Strong agronomy, world class quality
“Why do I grow durum up here? Well, if you ever tried to harvest bread wheat after a good flood – you’d know!” is the response of Mr Mike Mailler, of Whalen Creek in far northern New South Wales.
‘Wonga South’ on Whalen Creek, 20km southwest of Bogabilla, is typical Coolabah floodplain – deep-cracking clay loams – and susceptible to inundation. “Durum’s have the standing ability and sprouting tolerance to go underwater and come out with their heads up,” according to Mr Mailler, who has not grown bread wheat on the property for many years.
Kamilaroi is Mr Mailler’s favourite variety – “it’s a tough wheat that does well in tough times” – but he also grows Yallaroi, Wollaroi and now Bellaroi in a 2000ha annual durum program.

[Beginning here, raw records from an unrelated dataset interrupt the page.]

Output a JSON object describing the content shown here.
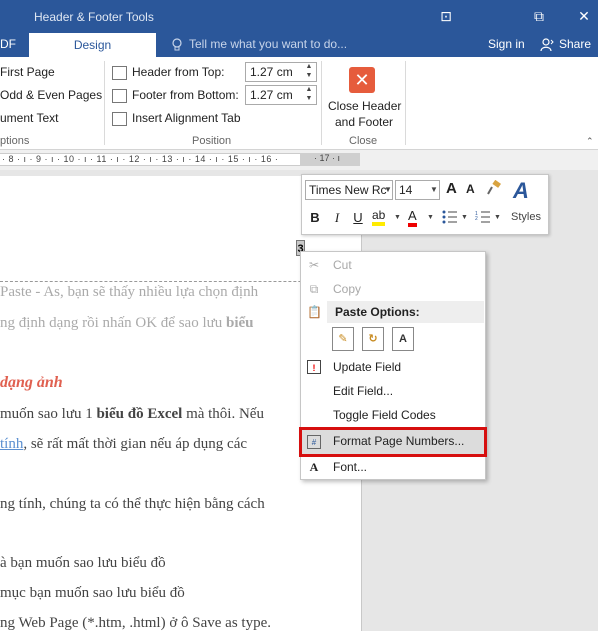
{
  "titlebar": {
    "context_title": "Header & Footer Tools",
    "restore_glyph": "⧉",
    "close_glyph": "✕",
    "ribbon_display_glyph": "⊡"
  },
  "tabs": {
    "partial_left": "DF",
    "design": "Design",
    "tell_me": "Tell me what you want to do...",
    "sign_in": "Sign in",
    "share": "Share"
  },
  "ribbon": {
    "options": {
      "items": [
        "First Page",
        "Odd & Even Pages",
        "ument Text"
      ],
      "group_label": "ptions"
    },
    "position": {
      "header_from_top_label": "Header from Top:",
      "header_from_top_value": "1.27 cm",
      "footer_from_bottom_label": "Footer from Bottom:",
      "footer_from_bottom_value": "1.27 cm",
      "insert_alignment_tab": "Insert Alignment Tab",
      "group_label": "Position"
    },
    "close": {
      "button_line1": "Close Header",
      "button_line2": "and Footer",
      "group_label": "Close"
    }
  },
  "ruler": {
    "text": "· 8 · ı · 9 · ı · 10 · ı · 11 · ı · 12 · ı · 13 · ı · 14 · ı · 15 · ı · 16 ·",
    "end": "· 17 · ı"
  },
  "document": {
    "page_number": "3",
    "lines": [
      "Paste - As, bạn sẽ thấy nhiều lựa chọn định",
      "ng định dạng rồi nhấn OK để sao lưu ",
      "muốn sao lưu 1 ",
      "thôi. Nếu",
      "tính",
      ", sẽ rất mất thời gian nếu áp dụng các",
      "ng tính, chúng ta có thể thực hiện bằng cách",
      "à bạn muốn sao lưu biểu đồ",
      "mục bạn muốn sao lưu biểu đồ",
      "ng Web Page (*.htm, .html) ở ô Save as type."
    ],
    "bold_bieu": "biểu",
    "heading": "dạng ảnh",
    "bold_chart": "biểu đồ Excel",
    "mid_text": " mà thôi. Nếu"
  },
  "mini_toolbar": {
    "font_name": "Times New Rc",
    "font_size": "14",
    "grow_font": "A",
    "shrink_font": "A",
    "bold": "B",
    "italic": "I",
    "underline": "U",
    "highlight": "ab",
    "font_color": "A",
    "styles": "Styles"
  },
  "context_menu": {
    "cut": "Cut",
    "copy": "Copy",
    "paste_options": "Paste Options:",
    "update_field": "Update Field",
    "edit_field": "Edit Field...",
    "toggle_field_codes": "Toggle Field Codes",
    "format_page_numbers": "Format Page Numbers...",
    "font": "Font..."
  },
  "colors": {
    "ribbon_blue": "#2b579a",
    "highlight_red": "#d60f0f",
    "close_icon": "#e65c3c",
    "heading_red": "#e06050"
  }
}
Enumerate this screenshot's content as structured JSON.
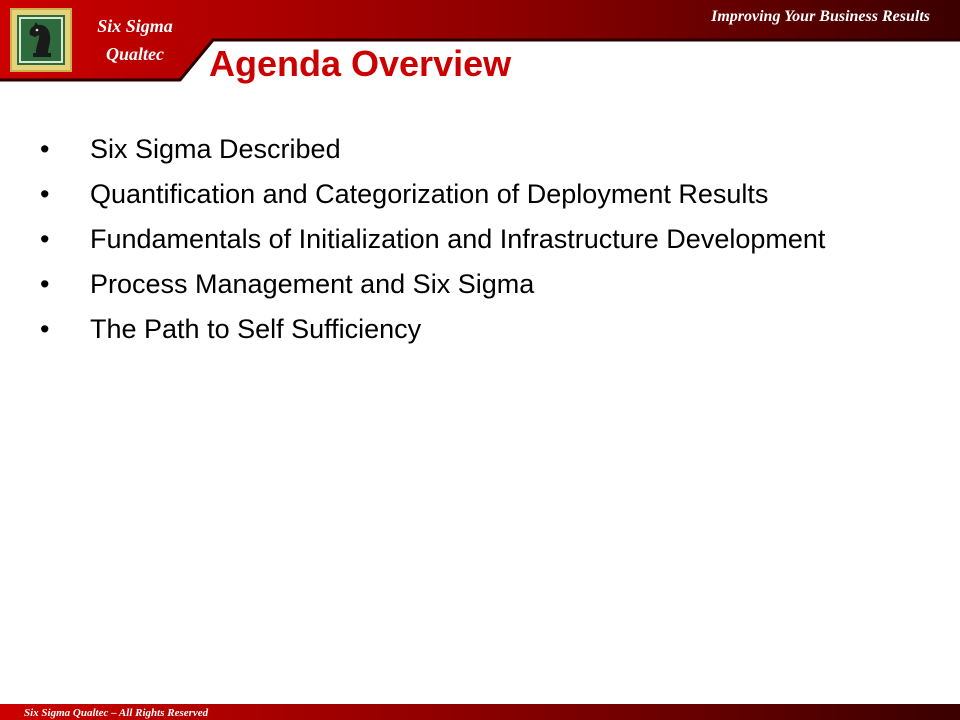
{
  "header": {
    "brand_name_line1": "Six Sigma",
    "brand_name_line2": "Qualtec",
    "tagline": "Improving Your Business Results",
    "logo_icon": "chess-knight-icon"
  },
  "main": {
    "title": "Agenda Overview",
    "bullet_glyph": "•",
    "items": [
      {
        "text": "Six Sigma Described"
      },
      {
        "text": "Quantification and Categorization of Deployment Results"
      },
      {
        "text": "Fundamentals of Initialization and Infrastructure Development"
      },
      {
        "text": "Process Management and Six Sigma"
      },
      {
        "text": "The Path to Self Sufficiency"
      }
    ]
  },
  "footer": {
    "text": "Six Sigma Qualtec – All Rights Reserved"
  },
  "colors": {
    "title": "#cc0000",
    "header_red": "#cc0000",
    "header_dark": "#3a0000",
    "logo_gold": "#e6d27a",
    "logo_green": "#2e6b3c"
  }
}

“The problem we have had has been no variety for early sowing. For us Bellaroi will spread the sowing window and that’s important with our big (4000ha) cropping program,” says Mr Mailler.
“We often get a March rain and then nothing and our cracking soils may be too dry by mid-May when its time to sow the durum. Having the Bellaroi‘option’ to sow a couple of weeks earlier may make all the difference.”
EGA Bellaroi is the latest durum wheat variety released by the Enterprise Grains Australia breeding program at Tamworth in northern NSW. Compared to Wollaroi, the new variety has improved grain quality, stronger straw strength and is of longer maturity, filling a niche for sowing earlier than has been possible with existing varieties.
EGA Bellaroi has good resistance to stem, leaf and stripe rust, loose and flag smuts and stinking bunt, and to yellow spot and root lesion nematode. Like other durums, it is very susceptible to crown rot. EGA Bellaroi has an AWB Limited classification of ‘Australian premium durum’.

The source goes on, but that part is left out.